Masa senja perkuliahan adalah hal yang paling tidak mengenakan. Bingung dan cemas bagai nahkoda kehilangan arah di tengah lautan. Iri melihat teman yang mulai sukses dalam karir dan hubungan dengan pasangannya yang terlihat harmonis. Sedangkan gwa, masih belum ada habisnya berkutat dengan skripsi.
Udah beberapa
hari ini gwa berhenti sejenak ngerjain skripsi. Padahal, banyak dari teman-teman
gwa yang lain sudah ujian proposal bahkan tamat kuliah. Gwa berusaha untuk tidak fear of
missing out (FOMO) dengan orang lain. Gwa gak mau
tergesa-gesa karena ini kesempatan emas yang gwa dapatkan. Gwa masih mau gali
lebih dalam lagi akan ilmu yang ada. Kasarnya, gwa masih bodoh. Padahal, bisa
aja gwa kerjain skripsi itu ala kadarnya. Gwa gak mau menyia-nyiakan waktu gwa
kuliah selama ini.
Di samping itu, ada
sejuta pertanyaan di dalam benak gwa soal masa depan. Sesederhana, mau jadi apa
gwa nantinya? Pertanyaan yang udah muncul sejak gwa diterima kuliah. Kalau
ditanya dan diminta jawabannya saat ini juga, gwa mau coba jadi pegawai negeri dibidang akademik gwa – kesejarahan. Kalo ditanya lebih spesifik
lagi, apa? Yang langsung terlintas hanya arsiparis.
Kenapa? Karena
gwa gak terbayang kedepannya akan seperti apa. Gwa kira, perlu pemsukan yang
pasti setiap bulannya. Kan bisa di swasta(?) tapi itu tidak bisa menjamin juga berapa
lama lu dikontrak dan persaingan di dalam dunia kerjanya, sependek pengetahuan
gwa, rasanya lebih keras. Mungkin antara pegawai negeri dan pegawai swasta emang
gak beda jauh sih itung-itungan antara peluang dan risikonya. Entah lah, gwa gak
mau ambil risiko yang besar.
Dengan tidak adanya kepastian akan masa depan, gwa juga gak berani untuk ajak anak orang ikut bertaruh bersama. ”Santai aja, masih terlalu jauh buat mikir ke sana”. Ya memang masih jauh tapi yang perlu diingat juga, ada banyak hal lain yang juga harus gwa kejar. Gwa berusaha untuk mengimbangkan banyak hal itu. Ya walaupun sekarang gwa lagi fokus dulu skripsian sih.

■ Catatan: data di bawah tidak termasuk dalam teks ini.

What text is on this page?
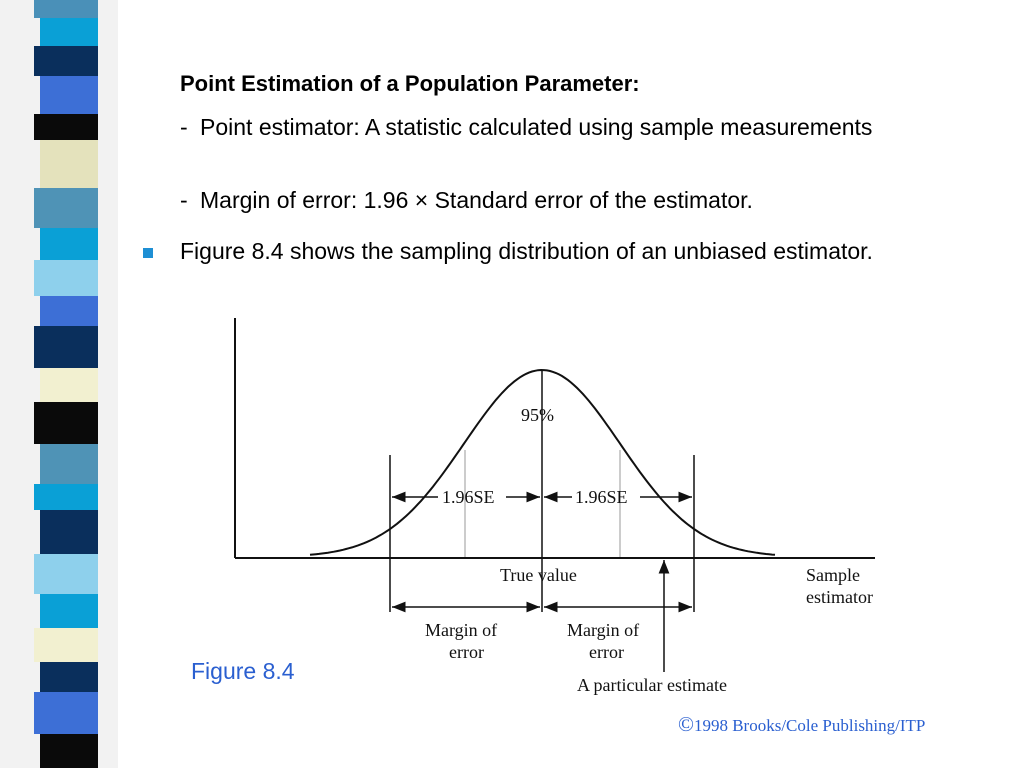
Point Estimation of a Population Parameter:
- Point estimator: A statistic calculated using sample measurements
- Margin of error: 1.96 × Standard error of the estimator.
Figure 8.4 shows the sampling distribution of an unbiased estimator.
95%
1.96SE	1.96SE
True value	Sample
estimator
Margin of
error
Margin of
error
A particular estimate
Figure 8.4
©1998 Brooks/Cole Publishing/ITP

Inilah keresahan gwa belakangan ini. Mungkin karena gwa ngerasa ada tanggung jawab sebagai anak sulung dengan segala itung-itungannya – yang entah benar dan salah. Gwa gak mau meromantisasi keresahan itu dengan kegalauan. Gwa coba tenangin diri dan berpikir menggunakan kepala dingin. Mungkin, memang inilah fase yang harus gwa lewati saat ini. Mungkin, ini yang disebut fase quarter life crisis(?).